Boyce estimates the snake’s 25-acre home includes about 100 adults and their offspring, plus additional “transients” that pass through to forage. That comes out to 4-plus venomous snakes per acre.

Cottonmouths, also known as the water moccasin, grow to 4 feet on average, though the record in North Carolina is just over 6 feet, the state says. Their venom is known to cause swelling, bruising, vomiting and temporary loss of movement abilities, according to a 2019 report published by Clinical Toxicity.

Three subspecies are spread across the Southeast, from southern Virginia to Central Texas, according to the U.S. Fish and Wildlife Service.

Boyce says he discovered his study subjects “by chance” in 2017 during a wetland restoration project, and he launched the Facebook page in late 2019 to share his research.

“I was expecting it (the Facebook page) to have a pretty limited appeal to mostly fellow snake scientists and enthusiasts and perhaps other naturalists.

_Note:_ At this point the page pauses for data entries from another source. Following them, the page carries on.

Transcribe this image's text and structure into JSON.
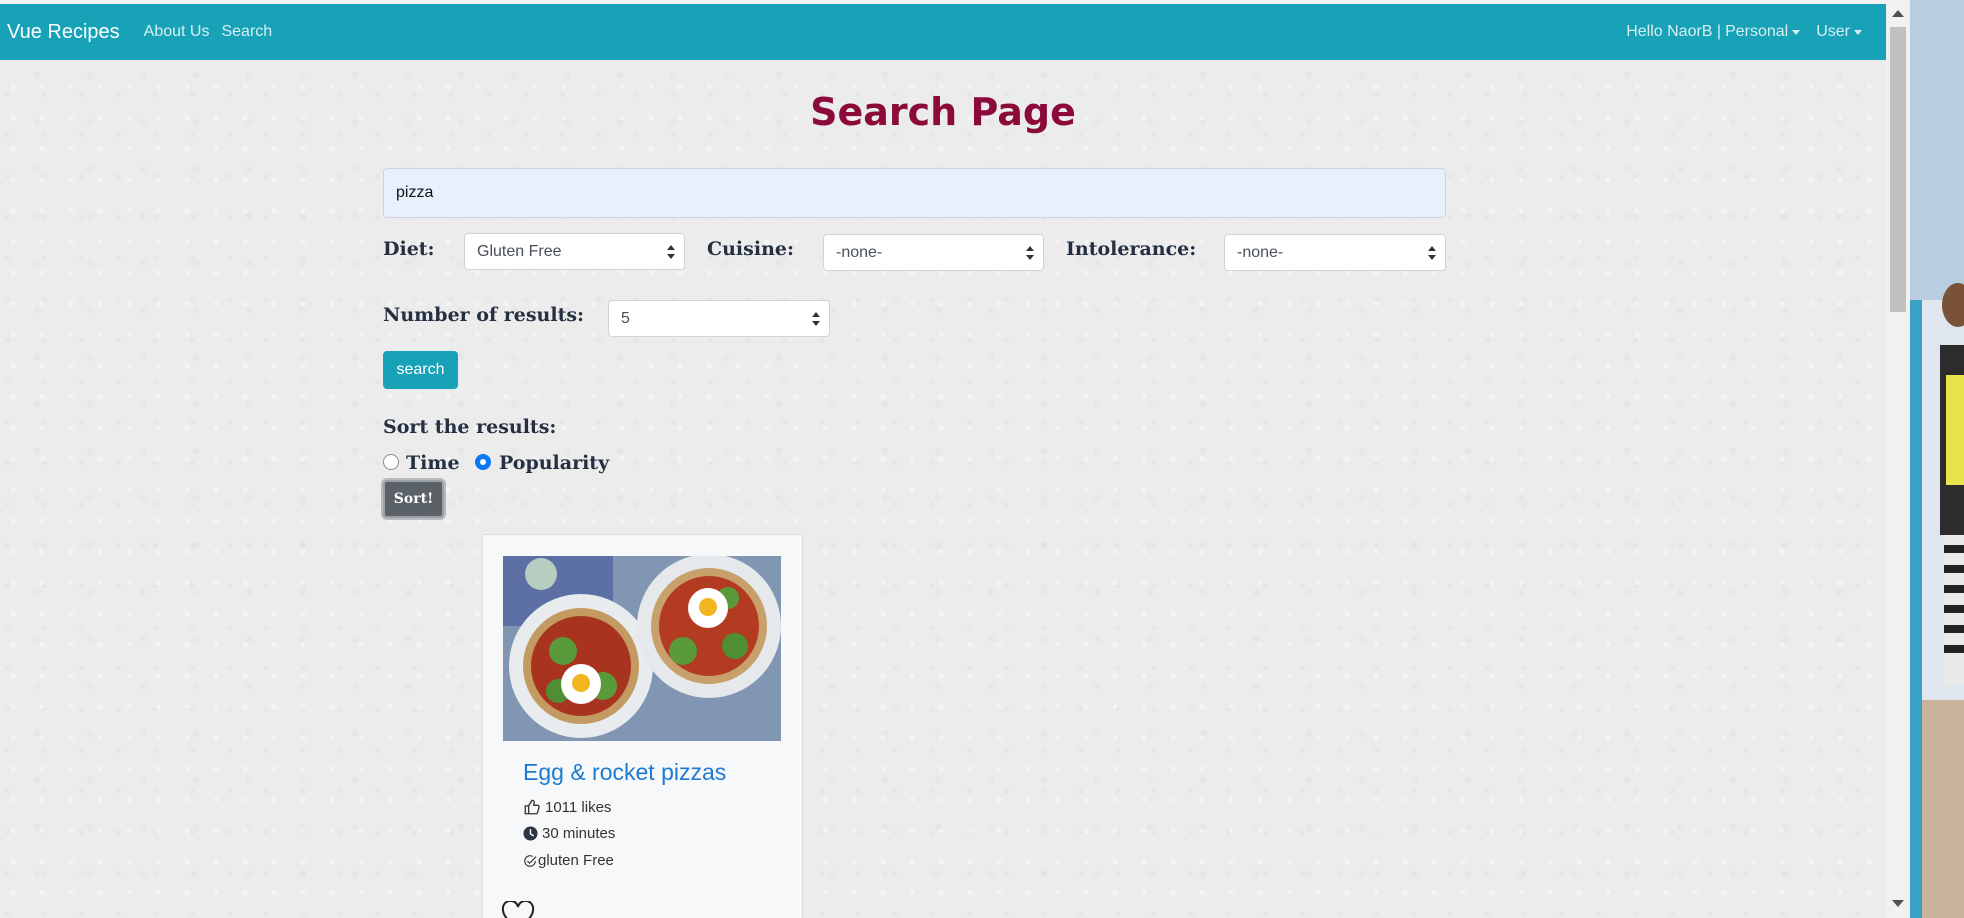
{
  "navbar": {
    "brand": "Vue Recipes",
    "links": [
      "About Us",
      "Search"
    ],
    "greeting": "Hello NaorB |",
    "personal_label": "Personal",
    "user_label": "User"
  },
  "page": {
    "title": "Search Page"
  },
  "search": {
    "value": "pizza"
  },
  "filters": {
    "diet_label": "Diet:",
    "diet_value": "Gluten Free",
    "cuisine_label": "Cuisine:",
    "cuisine_value": "-none-",
    "intolerance_label": "Intolerance:",
    "intolerance_value": "-none-",
    "results_label": "Number of results:",
    "results_value": "5"
  },
  "search_button": "search",
  "sort": {
    "label": "Sort the results:",
    "options": [
      {
        "label": "Time",
        "selected": false
      },
      {
        "label": "Popularity",
        "selected": true
      }
    ],
    "button": "Sort!"
  },
  "results": [
    {
      "title": "Egg & rocket pizzas",
      "likes": "1011 likes",
      "time": "30 minutes",
      "diet": "gluten Free",
      "image_icon": "pizza-photo"
    }
  ],
  "colors": {
    "navbar": "#17a2b8",
    "title": "#8b0a3a",
    "link": "#1e7ad1",
    "radio_selected": "#0b78f5"
  }
}
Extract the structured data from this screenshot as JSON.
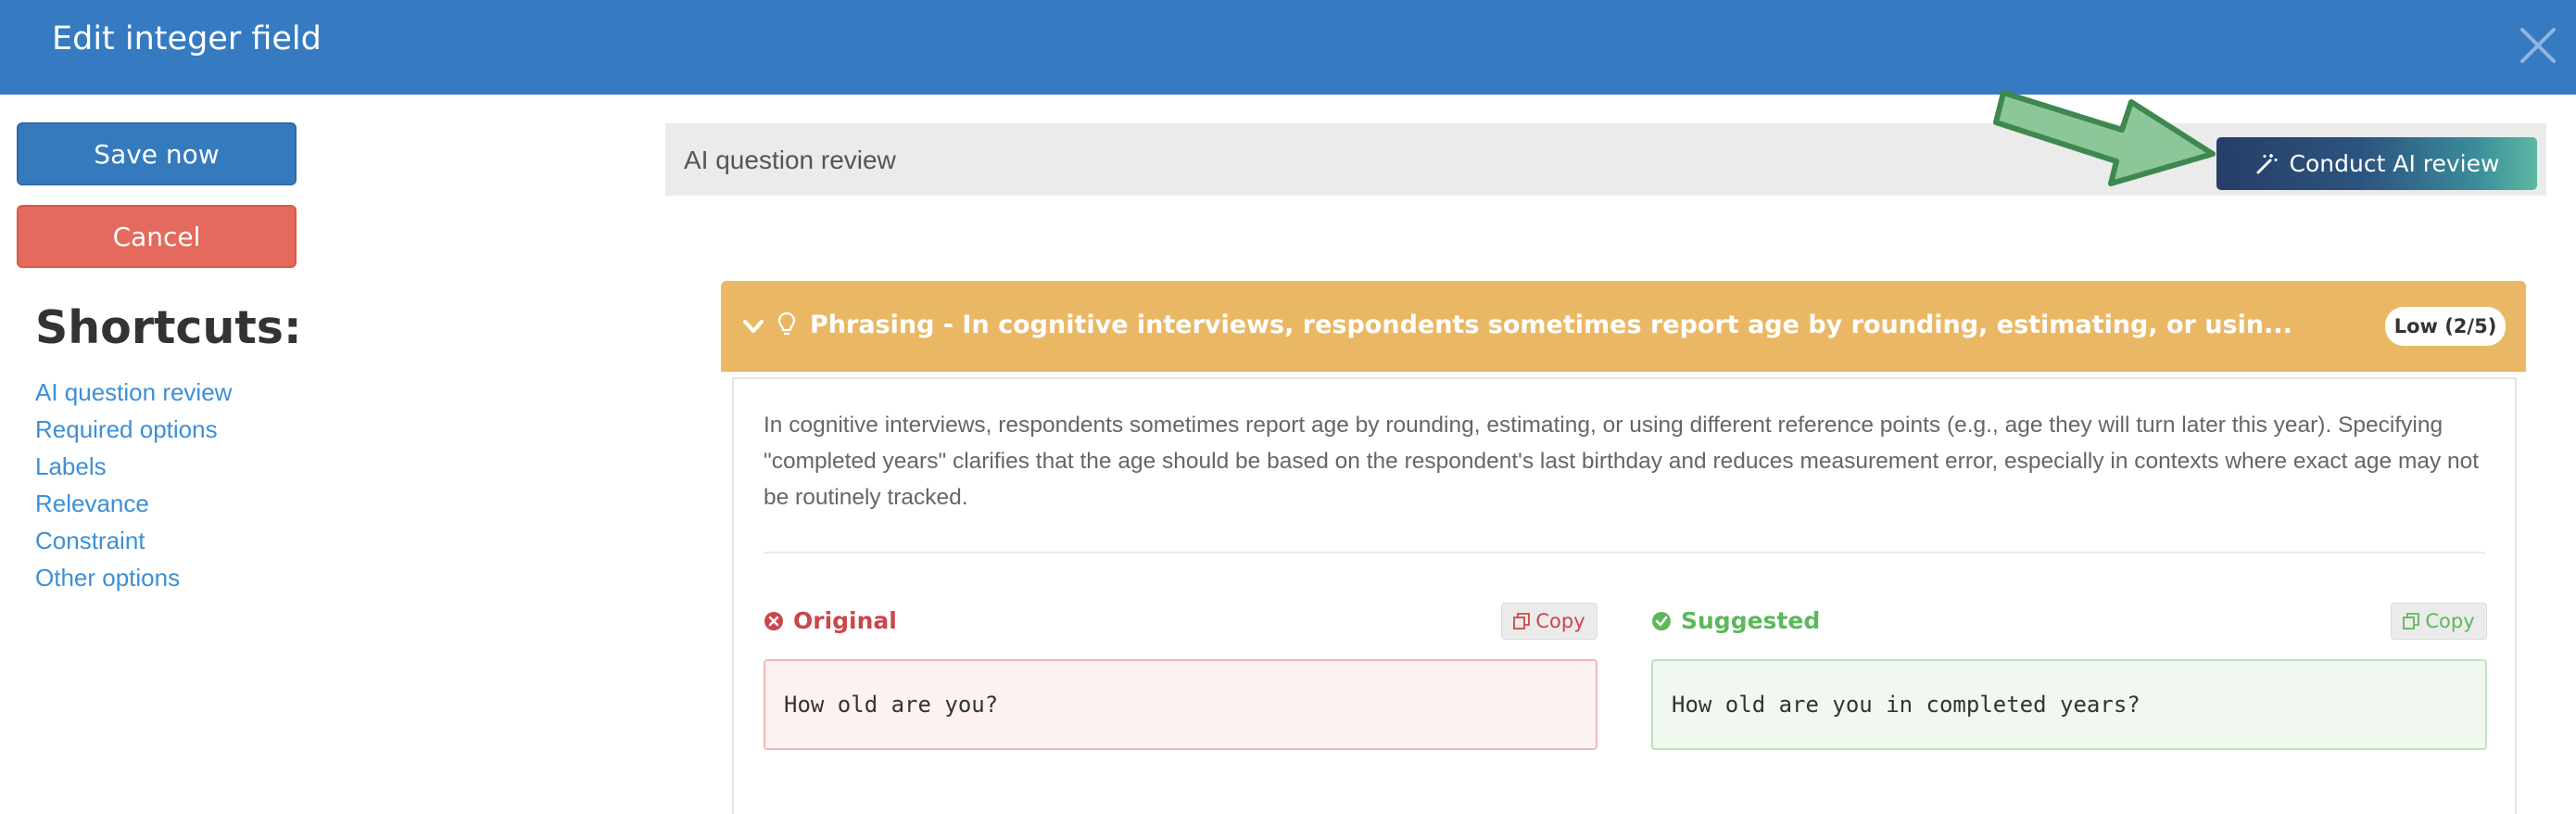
{
  "header": {
    "title": "Edit integer field"
  },
  "sidebar": {
    "save_label": "Save now",
    "cancel_label": "Cancel",
    "shortcuts_title": "Shortcuts:",
    "shortcuts": [
      "AI question review",
      "Required options",
      "Labels",
      "Relevance",
      "Constraint",
      "Other options"
    ]
  },
  "ai_review": {
    "section_label": "AI question review",
    "button_label": "Conduct AI review"
  },
  "finding": {
    "title": "Phrasing - In cognitive interviews, respondents sometimes report age by rounding, estimating, or usin...",
    "severity": "Low (2/5)",
    "description": "In cognitive interviews, respondents sometimes report age by rounding, estimating, or using different reference points (e.g., age they will turn later this year). Specifying \"completed years\" clarifies that the age should be based on the respondent's last birthday and reduces measurement error, especially in contexts where exact age may not be routinely tracked.",
    "original_label": "Original",
    "suggested_label": "Suggested",
    "copy_label": "Copy",
    "original_text": "How old are you?",
    "suggested_text": "How old are you in completed years?"
  },
  "colors": {
    "header": "#367bc1",
    "save": "#357abd",
    "cancel": "#e36a5c",
    "finding_header": "#eab865",
    "original": "#c9474a",
    "suggested": "#5cb85c",
    "arrow": "#8cc79a"
  },
  "icons": {
    "close": "close-icon",
    "magic": "magic-wand-icon",
    "chevron": "chevron-down-icon",
    "bulb": "lightbulb-icon",
    "error": "x-circle-icon",
    "check": "check-circle-icon",
    "copy": "copy-icon"
  }
}
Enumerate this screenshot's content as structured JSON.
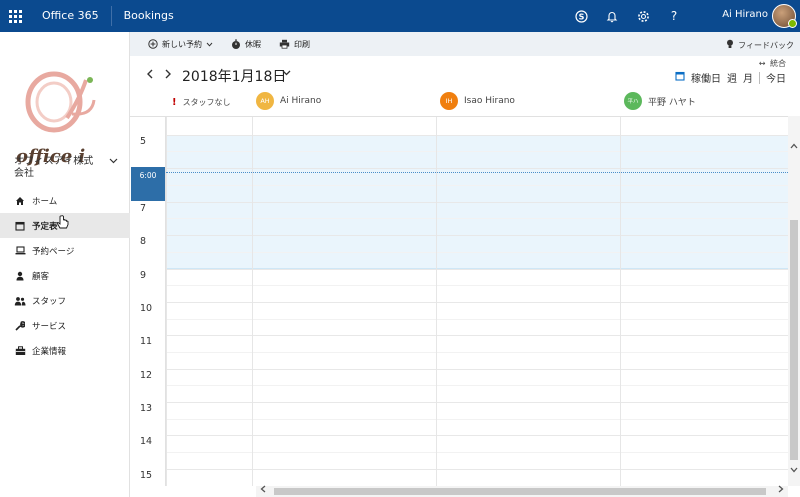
{
  "topbar": {
    "suite_name": "Office 365",
    "app_name": "Bookings",
    "user_name": "Ai Hirano",
    "icons": [
      "skype-icon",
      "bell-icon",
      "gear-icon",
      "help-icon"
    ],
    "help_label": "?"
  },
  "sidebar": {
    "logo_text": "office i",
    "company_name": "オフィスアイ株式会社",
    "items": [
      {
        "label": "ホーム",
        "icon": "home-icon"
      },
      {
        "label": "予定表",
        "icon": "calendar-icon",
        "active": true
      },
      {
        "label": "予約ページ",
        "icon": "laptop-icon"
      },
      {
        "label": "顧客",
        "icon": "person-icon"
      },
      {
        "label": "スタッフ",
        "icon": "people-icon"
      },
      {
        "label": "サービス",
        "icon": "wrench-icon"
      },
      {
        "label": "企業情報",
        "icon": "briefcase-icon"
      }
    ]
  },
  "commandbar": {
    "new_booking": "新しい予約",
    "time_off": "休暇",
    "print": "印刷",
    "feedback": "フィードバック"
  },
  "calendar": {
    "date_title": "2018年1月18日",
    "merge_label": "統合",
    "views": {
      "day": "稼働日",
      "week": "週",
      "month": "月",
      "today": "今日"
    },
    "no_staff": "スタッフなし",
    "staff": [
      {
        "initials": "AH",
        "name": "Ai Hirano",
        "color": "#f0b642"
      },
      {
        "initials": "IH",
        "name": "Isao Hirano",
        "color": "#f07f0f"
      },
      {
        "initials": "平ハ",
        "name": "平野 ハヤト",
        "color": "#5cb85c"
      }
    ],
    "hours": [
      "5",
      "7",
      "8",
      "9",
      "10",
      "11",
      "12",
      "13",
      "14",
      "15"
    ],
    "current_time": "6:00"
  },
  "colors": {
    "topbar": "#0b4a8f",
    "accent": "#0b6ec5",
    "working_hours": "#eaf5fc",
    "now_marker": "#2d6ea8"
  }
}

But it seems to be catching on quite well and unexpectedly, with a much wider audience, which is very gratifying to see,” he says.

“These secretive and wary animals can be extremely difficult to locate in their natural habitats. Most encounters are opportunistic and nearly impossible to plan or anticipate.”

Cottonmouth Acres is made up of “wetland and swamp forest intersected by a network of drainage ditches,” which experts say is like Disneyland for semi-aquatic snakes. It also is home to a lot of biting insects and poison ivy, which keeps people out, Boyce says.

Only once in the past four years – last June – has a cottonmouth been “induced to strike”, despite the fact Boyce says he has accidentally stepped on a few.

This led him to conclude cottonmouths have an undeserved reputation for being aggressive.

“While snakes are possibly the most misunderstood and misjudged of all the vertebrate animals, cottonmouths are perhaps the most misunderstood and wrongfully maligned of all snakes, at least in North America,” Boyce says.

“I have experimentally and very gently placed objects into their open mouths, and instead of snapping their jaws shut, as one might expect, the snakes only seem confused. … I have stepped all around gaping cottonmouths, taking photos at very close range and practically inserting the lens of my camera into their mouths without eliciting any sort of strike, though I am careful to never actually touch them.”

Boyce says the information gathered by his observations will eventually be included in a research paper.